The 2021 federal election marked the first election at federal level in which no incumbent head of government stood for re-election. While an incumbency bonus could be established for state governments, the question of whether heads of state government benefit from an incumbency bonus has been little analysed to date. The starting point of this study
was the previously unexamined perception that incumbent prime ministers lose comparatively rarely in state elections. Based on an analysis of all state parliamentary elections over the past 31 years (1991 to May 2022), the study analysed how often it is possible to speak of an incumbency bonus at state level and which factors are increasingly associated with the loss of office or re-election. The loss of office of incumbent heads of government was an exception in the period analysed. Accordingly, prime ministers remained in office longer than coalitions at state level. Furthermore, it was potentially a burden for the subsequent parliamentary election if prime ministers were elected to office by the state parliament during an election period. It is worth noting that state parliaments more frequently elected a new person to office during an election period than after a state parliamentary election.

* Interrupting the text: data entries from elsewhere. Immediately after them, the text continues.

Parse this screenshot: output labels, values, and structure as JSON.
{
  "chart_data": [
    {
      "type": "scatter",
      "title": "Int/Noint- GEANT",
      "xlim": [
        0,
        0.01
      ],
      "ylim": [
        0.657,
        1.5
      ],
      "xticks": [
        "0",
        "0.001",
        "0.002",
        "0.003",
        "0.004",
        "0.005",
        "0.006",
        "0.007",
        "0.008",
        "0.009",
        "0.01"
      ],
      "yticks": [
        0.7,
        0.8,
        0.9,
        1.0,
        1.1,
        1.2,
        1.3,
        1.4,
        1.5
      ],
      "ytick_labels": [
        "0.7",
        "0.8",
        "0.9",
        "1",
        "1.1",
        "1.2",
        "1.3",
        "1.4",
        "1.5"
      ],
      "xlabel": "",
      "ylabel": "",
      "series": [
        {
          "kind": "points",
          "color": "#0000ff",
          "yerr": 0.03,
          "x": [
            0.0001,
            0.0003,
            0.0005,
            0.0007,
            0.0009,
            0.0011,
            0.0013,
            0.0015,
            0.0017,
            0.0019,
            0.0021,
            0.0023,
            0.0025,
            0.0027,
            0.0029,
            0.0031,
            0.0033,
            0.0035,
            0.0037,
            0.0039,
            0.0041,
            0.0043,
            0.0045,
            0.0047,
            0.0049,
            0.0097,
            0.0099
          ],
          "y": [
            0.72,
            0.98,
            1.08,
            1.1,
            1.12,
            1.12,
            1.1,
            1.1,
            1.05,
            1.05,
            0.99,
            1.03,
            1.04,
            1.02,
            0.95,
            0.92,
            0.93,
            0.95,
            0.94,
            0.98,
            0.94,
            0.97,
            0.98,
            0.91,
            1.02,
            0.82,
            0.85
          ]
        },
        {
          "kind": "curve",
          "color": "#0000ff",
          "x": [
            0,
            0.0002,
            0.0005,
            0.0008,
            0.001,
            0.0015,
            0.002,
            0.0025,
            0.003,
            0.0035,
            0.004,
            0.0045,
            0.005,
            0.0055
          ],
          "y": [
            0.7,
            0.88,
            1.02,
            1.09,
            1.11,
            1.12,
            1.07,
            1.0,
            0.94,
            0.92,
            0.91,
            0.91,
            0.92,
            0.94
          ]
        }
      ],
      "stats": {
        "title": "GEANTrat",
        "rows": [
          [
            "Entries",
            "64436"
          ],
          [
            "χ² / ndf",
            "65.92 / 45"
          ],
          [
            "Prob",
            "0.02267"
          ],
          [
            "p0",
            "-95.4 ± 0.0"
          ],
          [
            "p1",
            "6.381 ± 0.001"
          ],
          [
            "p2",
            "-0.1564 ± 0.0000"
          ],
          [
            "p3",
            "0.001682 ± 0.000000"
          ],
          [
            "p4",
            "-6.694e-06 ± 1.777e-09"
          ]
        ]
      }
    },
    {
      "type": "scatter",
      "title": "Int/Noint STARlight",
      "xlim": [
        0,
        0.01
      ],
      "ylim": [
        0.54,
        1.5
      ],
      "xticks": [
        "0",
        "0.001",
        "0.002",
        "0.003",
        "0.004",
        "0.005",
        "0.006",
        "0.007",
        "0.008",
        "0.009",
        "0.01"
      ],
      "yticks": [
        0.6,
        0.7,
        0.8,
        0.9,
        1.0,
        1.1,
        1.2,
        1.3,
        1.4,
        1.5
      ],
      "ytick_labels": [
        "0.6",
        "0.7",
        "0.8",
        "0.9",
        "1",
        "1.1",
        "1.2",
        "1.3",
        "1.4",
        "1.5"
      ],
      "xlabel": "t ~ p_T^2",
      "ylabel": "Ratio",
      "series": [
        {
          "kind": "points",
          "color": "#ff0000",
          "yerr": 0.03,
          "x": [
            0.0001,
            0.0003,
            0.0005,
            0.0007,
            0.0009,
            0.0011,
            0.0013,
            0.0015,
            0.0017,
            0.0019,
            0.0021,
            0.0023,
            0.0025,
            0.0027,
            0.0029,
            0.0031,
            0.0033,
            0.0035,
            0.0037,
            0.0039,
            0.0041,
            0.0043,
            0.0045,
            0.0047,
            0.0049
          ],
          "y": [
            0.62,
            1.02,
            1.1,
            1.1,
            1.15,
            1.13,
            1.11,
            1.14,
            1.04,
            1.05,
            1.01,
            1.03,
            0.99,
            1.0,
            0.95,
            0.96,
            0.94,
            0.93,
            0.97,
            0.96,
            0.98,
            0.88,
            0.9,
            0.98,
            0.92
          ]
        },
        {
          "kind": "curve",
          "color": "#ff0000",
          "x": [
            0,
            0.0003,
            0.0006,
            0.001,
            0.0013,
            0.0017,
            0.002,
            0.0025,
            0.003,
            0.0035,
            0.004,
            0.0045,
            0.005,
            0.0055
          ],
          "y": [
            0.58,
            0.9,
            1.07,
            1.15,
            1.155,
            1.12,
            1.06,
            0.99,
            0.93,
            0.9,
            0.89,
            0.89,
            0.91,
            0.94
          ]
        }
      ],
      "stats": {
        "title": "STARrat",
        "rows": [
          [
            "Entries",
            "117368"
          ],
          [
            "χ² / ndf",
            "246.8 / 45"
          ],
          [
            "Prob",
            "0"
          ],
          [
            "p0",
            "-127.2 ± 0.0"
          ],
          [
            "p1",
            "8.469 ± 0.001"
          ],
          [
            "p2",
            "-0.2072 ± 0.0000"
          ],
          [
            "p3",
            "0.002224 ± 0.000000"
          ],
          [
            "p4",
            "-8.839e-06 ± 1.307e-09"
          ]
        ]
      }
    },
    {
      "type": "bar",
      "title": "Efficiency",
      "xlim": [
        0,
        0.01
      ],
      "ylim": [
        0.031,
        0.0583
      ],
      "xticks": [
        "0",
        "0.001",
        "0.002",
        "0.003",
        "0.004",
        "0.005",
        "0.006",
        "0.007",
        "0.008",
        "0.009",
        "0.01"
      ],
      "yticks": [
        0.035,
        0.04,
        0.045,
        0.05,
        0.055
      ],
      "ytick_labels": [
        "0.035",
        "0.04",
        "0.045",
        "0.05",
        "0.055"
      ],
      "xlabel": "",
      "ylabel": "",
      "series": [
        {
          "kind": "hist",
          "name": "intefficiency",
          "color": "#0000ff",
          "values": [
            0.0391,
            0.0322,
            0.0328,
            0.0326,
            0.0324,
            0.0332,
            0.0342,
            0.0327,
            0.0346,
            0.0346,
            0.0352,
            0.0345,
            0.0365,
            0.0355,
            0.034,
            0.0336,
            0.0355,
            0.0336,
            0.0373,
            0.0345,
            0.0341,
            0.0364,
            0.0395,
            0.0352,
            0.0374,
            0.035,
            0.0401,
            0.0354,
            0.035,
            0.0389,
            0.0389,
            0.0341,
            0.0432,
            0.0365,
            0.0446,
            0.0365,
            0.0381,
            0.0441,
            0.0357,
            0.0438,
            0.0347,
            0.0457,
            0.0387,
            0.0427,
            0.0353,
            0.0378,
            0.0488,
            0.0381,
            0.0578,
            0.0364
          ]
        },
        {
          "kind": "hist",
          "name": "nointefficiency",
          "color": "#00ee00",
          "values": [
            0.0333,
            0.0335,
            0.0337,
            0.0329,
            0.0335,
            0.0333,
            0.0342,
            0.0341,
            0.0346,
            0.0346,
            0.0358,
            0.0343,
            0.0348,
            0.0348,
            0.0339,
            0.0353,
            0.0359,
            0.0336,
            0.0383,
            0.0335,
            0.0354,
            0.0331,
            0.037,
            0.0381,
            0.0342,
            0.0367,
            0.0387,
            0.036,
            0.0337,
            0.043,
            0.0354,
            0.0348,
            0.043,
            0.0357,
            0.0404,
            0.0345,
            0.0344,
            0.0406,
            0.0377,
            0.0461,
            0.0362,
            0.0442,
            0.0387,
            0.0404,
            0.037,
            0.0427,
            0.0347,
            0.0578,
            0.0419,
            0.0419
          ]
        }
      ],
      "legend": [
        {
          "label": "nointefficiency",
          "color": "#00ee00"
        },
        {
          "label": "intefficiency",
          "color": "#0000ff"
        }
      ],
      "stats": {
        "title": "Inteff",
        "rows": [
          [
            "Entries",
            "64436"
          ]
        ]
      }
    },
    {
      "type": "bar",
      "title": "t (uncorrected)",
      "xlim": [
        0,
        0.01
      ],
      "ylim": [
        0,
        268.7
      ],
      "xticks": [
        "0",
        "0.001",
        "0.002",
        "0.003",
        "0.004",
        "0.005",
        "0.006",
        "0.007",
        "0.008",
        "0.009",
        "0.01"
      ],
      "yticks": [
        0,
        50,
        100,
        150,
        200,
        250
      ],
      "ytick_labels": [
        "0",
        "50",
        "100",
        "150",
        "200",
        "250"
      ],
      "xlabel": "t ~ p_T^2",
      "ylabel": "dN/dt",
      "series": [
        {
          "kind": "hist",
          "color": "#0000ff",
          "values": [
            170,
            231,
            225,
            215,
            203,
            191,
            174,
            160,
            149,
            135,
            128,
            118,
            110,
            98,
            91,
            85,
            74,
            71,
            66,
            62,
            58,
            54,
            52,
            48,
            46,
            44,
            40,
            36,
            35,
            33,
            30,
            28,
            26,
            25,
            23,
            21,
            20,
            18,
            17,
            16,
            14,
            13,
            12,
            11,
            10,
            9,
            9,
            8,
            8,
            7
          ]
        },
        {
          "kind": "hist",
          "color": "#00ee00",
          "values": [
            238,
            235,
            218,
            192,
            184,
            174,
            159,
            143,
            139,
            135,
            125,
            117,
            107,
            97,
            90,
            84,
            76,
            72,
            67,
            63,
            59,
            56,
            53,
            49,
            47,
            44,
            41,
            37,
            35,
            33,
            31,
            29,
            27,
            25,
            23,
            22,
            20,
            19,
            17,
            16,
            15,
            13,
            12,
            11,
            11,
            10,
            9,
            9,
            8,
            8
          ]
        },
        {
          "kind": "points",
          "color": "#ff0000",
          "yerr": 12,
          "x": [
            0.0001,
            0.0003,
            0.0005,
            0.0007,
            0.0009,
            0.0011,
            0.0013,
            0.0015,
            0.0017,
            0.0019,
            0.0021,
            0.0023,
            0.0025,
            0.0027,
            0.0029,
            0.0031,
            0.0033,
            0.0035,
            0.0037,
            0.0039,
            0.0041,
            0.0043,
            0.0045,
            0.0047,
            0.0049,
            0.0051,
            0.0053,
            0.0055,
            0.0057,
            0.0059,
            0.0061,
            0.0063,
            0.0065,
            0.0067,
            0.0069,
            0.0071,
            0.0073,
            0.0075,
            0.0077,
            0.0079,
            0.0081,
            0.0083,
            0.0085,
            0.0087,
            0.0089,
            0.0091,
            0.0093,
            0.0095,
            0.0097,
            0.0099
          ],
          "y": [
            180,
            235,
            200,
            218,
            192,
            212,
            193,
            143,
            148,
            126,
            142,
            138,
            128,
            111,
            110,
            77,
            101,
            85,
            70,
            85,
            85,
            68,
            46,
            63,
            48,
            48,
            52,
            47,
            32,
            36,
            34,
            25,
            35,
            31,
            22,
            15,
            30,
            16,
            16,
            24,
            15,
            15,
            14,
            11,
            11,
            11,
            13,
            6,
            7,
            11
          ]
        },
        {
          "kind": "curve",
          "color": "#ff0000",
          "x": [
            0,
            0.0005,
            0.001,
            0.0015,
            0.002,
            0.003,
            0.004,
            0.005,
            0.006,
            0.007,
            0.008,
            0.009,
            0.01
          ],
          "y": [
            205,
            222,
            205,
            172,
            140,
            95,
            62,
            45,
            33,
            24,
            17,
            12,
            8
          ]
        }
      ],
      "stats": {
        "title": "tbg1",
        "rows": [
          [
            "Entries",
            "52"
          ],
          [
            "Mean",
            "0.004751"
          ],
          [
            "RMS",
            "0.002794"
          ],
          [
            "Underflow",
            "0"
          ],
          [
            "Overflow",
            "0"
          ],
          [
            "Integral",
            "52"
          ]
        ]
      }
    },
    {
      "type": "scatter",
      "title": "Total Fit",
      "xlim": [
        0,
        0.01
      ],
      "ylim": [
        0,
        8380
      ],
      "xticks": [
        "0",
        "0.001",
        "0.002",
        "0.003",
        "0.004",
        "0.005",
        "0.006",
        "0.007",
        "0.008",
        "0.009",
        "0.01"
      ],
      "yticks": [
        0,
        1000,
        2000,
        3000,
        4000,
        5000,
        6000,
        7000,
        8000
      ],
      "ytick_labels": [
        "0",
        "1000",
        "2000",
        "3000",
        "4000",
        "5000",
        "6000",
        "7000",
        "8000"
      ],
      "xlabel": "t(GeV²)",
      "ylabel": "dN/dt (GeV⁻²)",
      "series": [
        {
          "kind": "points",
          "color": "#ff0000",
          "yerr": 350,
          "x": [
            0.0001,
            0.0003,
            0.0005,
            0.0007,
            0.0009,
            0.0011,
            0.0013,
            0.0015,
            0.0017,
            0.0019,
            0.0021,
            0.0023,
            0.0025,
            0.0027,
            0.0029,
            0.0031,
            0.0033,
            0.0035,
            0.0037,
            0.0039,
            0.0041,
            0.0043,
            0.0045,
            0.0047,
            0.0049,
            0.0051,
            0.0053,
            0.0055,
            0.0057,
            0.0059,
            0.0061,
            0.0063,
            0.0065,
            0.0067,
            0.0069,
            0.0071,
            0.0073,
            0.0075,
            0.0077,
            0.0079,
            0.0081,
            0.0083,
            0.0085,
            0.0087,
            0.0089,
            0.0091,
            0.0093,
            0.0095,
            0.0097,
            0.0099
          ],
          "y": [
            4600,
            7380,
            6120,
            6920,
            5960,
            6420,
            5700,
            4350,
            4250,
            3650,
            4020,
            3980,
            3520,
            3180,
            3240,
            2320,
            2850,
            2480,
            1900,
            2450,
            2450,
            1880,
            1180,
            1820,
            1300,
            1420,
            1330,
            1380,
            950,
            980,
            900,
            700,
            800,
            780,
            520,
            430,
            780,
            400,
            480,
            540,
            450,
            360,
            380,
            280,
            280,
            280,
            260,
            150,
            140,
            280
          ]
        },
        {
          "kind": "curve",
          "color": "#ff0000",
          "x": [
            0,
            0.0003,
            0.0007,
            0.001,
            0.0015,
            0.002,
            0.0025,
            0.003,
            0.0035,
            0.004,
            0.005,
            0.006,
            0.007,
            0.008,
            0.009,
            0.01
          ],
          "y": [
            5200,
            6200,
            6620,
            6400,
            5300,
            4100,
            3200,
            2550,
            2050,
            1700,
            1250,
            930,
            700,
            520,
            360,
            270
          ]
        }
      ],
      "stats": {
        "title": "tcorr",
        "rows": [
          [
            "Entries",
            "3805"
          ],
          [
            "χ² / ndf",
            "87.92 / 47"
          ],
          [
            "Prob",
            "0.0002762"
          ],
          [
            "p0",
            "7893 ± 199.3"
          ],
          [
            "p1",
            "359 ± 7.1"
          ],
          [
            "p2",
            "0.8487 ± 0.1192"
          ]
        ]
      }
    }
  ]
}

The most important facts in brief:

  1. Between 1991 and May 2022, incumbent prime ministers only lost office relatively rarely due to an election defeat; this happened after 19 out of 112 state parliamentary elections, which corresponds to a share of 17 per cent.
  2. There was a new Prime Minister after approximately every fourth state election, as there were also six resignations of incumbents following state election results that were not considered successful enough and three incumbents did not stand for re-election.
  3. More new heads of government were elected to office by the respective state parliament during an election period than after a state parliamentary election, with all but one of those elected to office during an election period belonging to the same party as their predecessor.
  4. Succession during an election period proved to be a potential burden after the predecessor had moved on to another position, usually in federal politics. In five out of eleven cases, the head of government who took office in this way lost the post after the next state election.
  5. A particularly large number of minister presidents (all from the SPD) lost their office during the red-green federal government under Gerhard Schröder (1998 to 2005); among the federal states, North Rhine-Westphalia was most frequently affected by changes of office after state elections, namely three times.